Listen (2020) film – Endearing struggle of the parents

Listen - A Portuguese couple, immigrants from London, face critical quandaries when Social Services decide to take their children away. The film speaks in detail about how the couple handles the hurdles.

‘Listen’ is a Portuguese movie directed by Ana Rocha de Souza, released in October 2020. The film is the official entry from Portugal for the ‘Best International Feature Film’ category at the 93rd Acadamy awards. Of course, as the time eases closer towards the Acadamy Awards, scheduled to take place on April 25, 2021, the attention towards the film will grow. Well, enough of the speculations. Let’s dive in.

The Family

The film begins with the couple Bela (Lúcia Moniz) and Jota (Ruben Garcia) struggling to make their ends meet. They have three children – an elder boy, his sister, and a newborn baby. Even as their daughter’s hearing aid gets damaged beyond repair, they try to hold on to it rather than buying a new one. They send her to the school knowing that the school will scold them for not buying her a new hearing aid. However, they don’t have the financial support to buy her a new one. That becomes a problem, at least by the rules of social services who plan a regular visit to their home.

As they prepare themselves for their visit, something unexpected happens out of the blue. Their little daughter is found to have bruises on her back, which the school takes up seriously. They inform about the bruises to the social services, who then take things into their hands. 

Social Services

Well, that was pretty quick. Let’s slow down a bit. Social services in London and European countries have strict rules and regulations when it comes to childcare. If children are found to be abused by their parents, they will be taken under their care until adopted to foster parents. Though there is no official statement regarding the adoption process, going by the film, this seems to be the case.

Getting back to the plot, as they await the social services’ visit, they barge in along with the police to take the children away. The bruises on the child, the parents’ ignorance in buying an essential item (hearing aid) bind together to project a picture of non-caring parents to the social services. So they barge in and take the children away.

The split

This scene is beautifully shot – beautiful in the sense that it shatters our hearts. It is so real and blunt that it moves us so hard. As a matter of fact, this reminded me highly of a scene from the Chinese movie ‘Dearest’ wherein both the mothers converse, pleading with one another on how important their child is to each of them. 

Listen (2020) - Bela and Jota
Listen (2020) – Bela and Jota

The scene happens out of the blue that its impact becomes even more precise. The scene’s impact is so strong that we are entirely hooked to it, knowing very well that it is going to change the course of their lives. This scene also sets the direction for the movie to move on further. 

After this incident, there is an exquisite silence that paves the way for us and the characters to restore the breaths. After all, 

                   After a storm comes the calm.

The parents now try in vain to convince the officers. The social services leave them behind as they couldn’t afford to buy children’s essentials. The lawyers leave them behind as they couldn’t afford to hire one. Did they hurt their children? Did they get them back? ‘Listen’ answers these questions through an emotional journey. 
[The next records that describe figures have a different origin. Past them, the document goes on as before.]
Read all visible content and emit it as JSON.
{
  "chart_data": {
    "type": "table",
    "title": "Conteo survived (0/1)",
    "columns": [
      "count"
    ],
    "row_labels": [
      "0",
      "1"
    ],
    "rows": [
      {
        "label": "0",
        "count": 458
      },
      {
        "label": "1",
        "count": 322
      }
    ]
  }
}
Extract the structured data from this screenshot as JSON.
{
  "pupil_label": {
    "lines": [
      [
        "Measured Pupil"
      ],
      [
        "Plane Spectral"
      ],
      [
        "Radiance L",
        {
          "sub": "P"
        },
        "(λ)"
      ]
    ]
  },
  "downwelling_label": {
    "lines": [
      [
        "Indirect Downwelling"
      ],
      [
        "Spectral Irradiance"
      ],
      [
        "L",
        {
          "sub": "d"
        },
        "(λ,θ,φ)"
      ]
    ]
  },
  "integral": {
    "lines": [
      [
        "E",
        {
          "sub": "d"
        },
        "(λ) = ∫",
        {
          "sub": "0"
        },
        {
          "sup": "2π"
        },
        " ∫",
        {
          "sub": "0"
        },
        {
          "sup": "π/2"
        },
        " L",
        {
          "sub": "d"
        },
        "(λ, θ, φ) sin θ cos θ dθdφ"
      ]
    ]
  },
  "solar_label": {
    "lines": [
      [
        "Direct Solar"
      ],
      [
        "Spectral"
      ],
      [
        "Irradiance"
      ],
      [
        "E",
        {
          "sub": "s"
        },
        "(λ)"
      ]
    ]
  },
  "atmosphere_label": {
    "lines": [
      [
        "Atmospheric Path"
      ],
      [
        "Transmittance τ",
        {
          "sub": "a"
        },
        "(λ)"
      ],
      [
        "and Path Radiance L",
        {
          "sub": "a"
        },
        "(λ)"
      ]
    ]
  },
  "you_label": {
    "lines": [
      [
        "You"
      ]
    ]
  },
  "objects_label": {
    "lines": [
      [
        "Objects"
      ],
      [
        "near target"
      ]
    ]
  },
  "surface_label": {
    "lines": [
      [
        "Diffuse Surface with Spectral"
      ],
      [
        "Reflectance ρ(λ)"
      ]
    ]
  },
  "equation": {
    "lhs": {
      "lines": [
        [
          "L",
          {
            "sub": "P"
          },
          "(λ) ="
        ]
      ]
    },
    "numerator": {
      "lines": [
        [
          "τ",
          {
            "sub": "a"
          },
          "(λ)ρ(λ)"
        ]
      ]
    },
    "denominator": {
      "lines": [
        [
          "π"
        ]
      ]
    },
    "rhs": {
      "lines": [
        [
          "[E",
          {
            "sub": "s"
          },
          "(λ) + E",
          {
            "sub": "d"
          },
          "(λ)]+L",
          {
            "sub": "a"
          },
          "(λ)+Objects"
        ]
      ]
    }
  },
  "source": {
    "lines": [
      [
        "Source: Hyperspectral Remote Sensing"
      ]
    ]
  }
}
The problems with the system

The film portrays the problems with the current Child care systems across countries. Child care and money are often interlinked together, that the existence of a more important factor called love is often neglected. The same happens here when the children clearly express their wish to be with the parents while the social services have other ideas. Even if the system is, in reality, not as bad as the film tries to portray, there are certain aspects that need to be addressed pretty soon. 

‘Listen’ is a noble attempt at trying to portray a prevailing problem engagingly. Like most films that handle a similar theme, ‘Listen’ also doesn’t try to solve the problems. Rather, it tries to stress the importance of understanding the problem deeply in order to arrive at a solution (Ex – Smuggling Hendrix). 

Listen – The Fall

‘Listen’, despite having a strong first act, fails in its third act due to the cliched execution. The film could have more impactful if the final act were scripted a bit more strongly. The court scene, especially, looks outdated and unwanted, considering the primary theme of the film. The film’s ending is abrupt and leaves behind too many unanswered questions to add to the woes. 

Listen (2020) - Their daughter
Listen (2020) – Their daughter

In fact, it fails to answer the basic questions that would naturally tend the viewers’ pity towards the parents. We are never shown or told how the child got the wound. We are not told of what happens to the boy and the little child. The effort put into the final part seems illogical, especially after setting a strong base with the first and second acts. If not for the poorly executed third act, ‘Listen’ is undoubtedly one of the best films of the year. 

With that being said, this is still a great film to watch. The actors have put in the right amount of effort into conveying the story emotionally within our hearts. A special mention has to be made for Lúcia Moniz’s acting. She steals the show, hands down. She uplifts herself in the courtroom scene. 

Being the official selection from Portugal for the ‘Best International Feature Film’, the film deserves a hearty round of applause. 2020 hasn’t been a great year for us, but there is 2021. And, as always, there is hope.